[Tex/LaTex] How should I convert the beamer slides to PowerPoint according to these odd specifications

beamerconversionpgfpages

I am working with a program at my university that will videorecord my lectures, take my slides, and bundle them together into a movie to be put on the web, iTunesU, etc. They have asked me to produce PowerPoint slides at the standard (standard for PPT, that is) 10" by 7.5" size with a 1" margin on the top and a 2" margin on the bottom. This is to align with other logo elements put on the screen later and to allow for subtitles. I have a workflow but I'm asking if there might be a better one.

Producing PowerPoint is not going to be a big problem for me. I can use PDF2Keynote, then open in Keynote and save as PowerPoint. That might even be AppleScriptable, hm…

Instead of coercing beamer to create margins on my slides, I am thinking about using pgfpages to rescale the slide's page size and place it on the physical page with the requested margins. Then the version that I put on the projector in the classroom would not use pgfpages and wouldn't have the margins (why would it need them anyway?)

When I sent a proof-of-concept to the program coordinators they asked if I could make the left and right margins smaller.

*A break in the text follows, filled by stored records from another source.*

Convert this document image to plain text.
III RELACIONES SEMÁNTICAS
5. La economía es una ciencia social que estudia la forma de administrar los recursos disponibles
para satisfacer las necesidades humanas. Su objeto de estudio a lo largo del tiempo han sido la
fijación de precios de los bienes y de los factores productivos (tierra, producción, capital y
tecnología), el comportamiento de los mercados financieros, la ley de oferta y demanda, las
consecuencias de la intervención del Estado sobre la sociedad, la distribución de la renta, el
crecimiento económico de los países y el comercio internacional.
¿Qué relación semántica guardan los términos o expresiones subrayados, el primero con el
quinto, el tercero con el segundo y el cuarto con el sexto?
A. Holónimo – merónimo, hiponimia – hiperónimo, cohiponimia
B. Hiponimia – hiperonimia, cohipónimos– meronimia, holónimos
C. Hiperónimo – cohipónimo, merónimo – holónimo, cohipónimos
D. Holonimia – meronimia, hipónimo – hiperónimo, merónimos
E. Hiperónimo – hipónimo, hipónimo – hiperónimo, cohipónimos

The answer is no without changing the aspect ratio of the slide. With the top and bottom margins so constrained and a 4:3 aspect ratio of the logical slide, the left and right margins have to be 2". But if I produce slides in a 16:9 ratio, scale them and place them on the page with 1" margin at the top and 2" margin at the bottom, the left and right margins will be 1". So that all works out. I'm just slightly worried it will be suboptimal in class because the projector is still 4:3 and I will have to show letterboxed slides.

Is there any part of this process that I could do a better way? I had thought about using beamerposter to set the paper size to 20.32cm by 11.43cm, then scaling all the fonts up. This might look a bit better than scaling 16cm by 9cm PDFs up to that size. But screwing with the paper size is strongly discouraged by beamer, so I don't know how much extra work that's going to cause.

Best Answer

The method I selected was basically what I outlined in my question:

I write my beamer slides for class with the aspectratio=169 option. The projector in the room has a 4:3 aspect ratio but the letterboxing is not a noticeable issue for projection If anything it makes the slides easier to see since students in the back don't have the bottom of the screen cut off.

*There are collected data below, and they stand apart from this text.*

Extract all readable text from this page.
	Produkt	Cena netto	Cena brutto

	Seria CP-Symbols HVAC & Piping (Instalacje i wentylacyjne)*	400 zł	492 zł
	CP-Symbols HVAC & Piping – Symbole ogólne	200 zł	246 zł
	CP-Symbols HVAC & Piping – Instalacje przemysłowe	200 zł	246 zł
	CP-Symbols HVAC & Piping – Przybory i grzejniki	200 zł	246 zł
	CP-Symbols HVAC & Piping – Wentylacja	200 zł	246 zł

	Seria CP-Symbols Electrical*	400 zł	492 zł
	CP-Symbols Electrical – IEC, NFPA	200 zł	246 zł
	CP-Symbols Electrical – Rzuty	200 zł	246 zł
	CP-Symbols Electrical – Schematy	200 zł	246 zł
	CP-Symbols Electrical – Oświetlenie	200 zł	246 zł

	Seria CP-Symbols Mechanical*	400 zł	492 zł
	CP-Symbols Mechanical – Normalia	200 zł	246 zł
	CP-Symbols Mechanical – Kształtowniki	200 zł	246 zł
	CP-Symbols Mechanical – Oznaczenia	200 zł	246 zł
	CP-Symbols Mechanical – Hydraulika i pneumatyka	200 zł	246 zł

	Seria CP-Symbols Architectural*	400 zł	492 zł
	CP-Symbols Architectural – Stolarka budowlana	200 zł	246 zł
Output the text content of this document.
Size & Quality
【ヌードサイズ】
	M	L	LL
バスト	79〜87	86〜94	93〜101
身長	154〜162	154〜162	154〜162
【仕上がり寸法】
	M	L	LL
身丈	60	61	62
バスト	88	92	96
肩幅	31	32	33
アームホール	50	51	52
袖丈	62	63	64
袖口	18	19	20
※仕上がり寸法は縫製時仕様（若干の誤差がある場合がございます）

It is a noticeable issue for me, as I spend a lot of time rearranging slides laid out in 4:3. Also they've asked for much bigger font sizes than I normally use (72pt+ font size for the slide title?? I can't come anywhere near that close and have more than two words), but I'm working the best I can within their guidelines

For the post-production version with margins I use a pgfpages layout:

\pgfpagesdeclarelayout{NYU Open Ed margins}{}{%
    \pgfpagesphysicalpageoptions{%
        logical pages=1,%
        physical height=7.5in,
        physical width=10in
    }
    \pgfpageslogicalpageoptions{1}{%
        scale=1.27,
        center=\pgfpoint{5in}{4.25in}
    }
}

That gives a 10in x 7.5in (4:3) slide with 1in margins on top, left, and right, and 2in on the bottom. After subtracting these margins, the printable region has aspect ratio 16:9—a pretty lucky coincidence.

Then I use PDF2Keynote (free) to convert the PDF, and open it in Keynote to save as PowerPoint.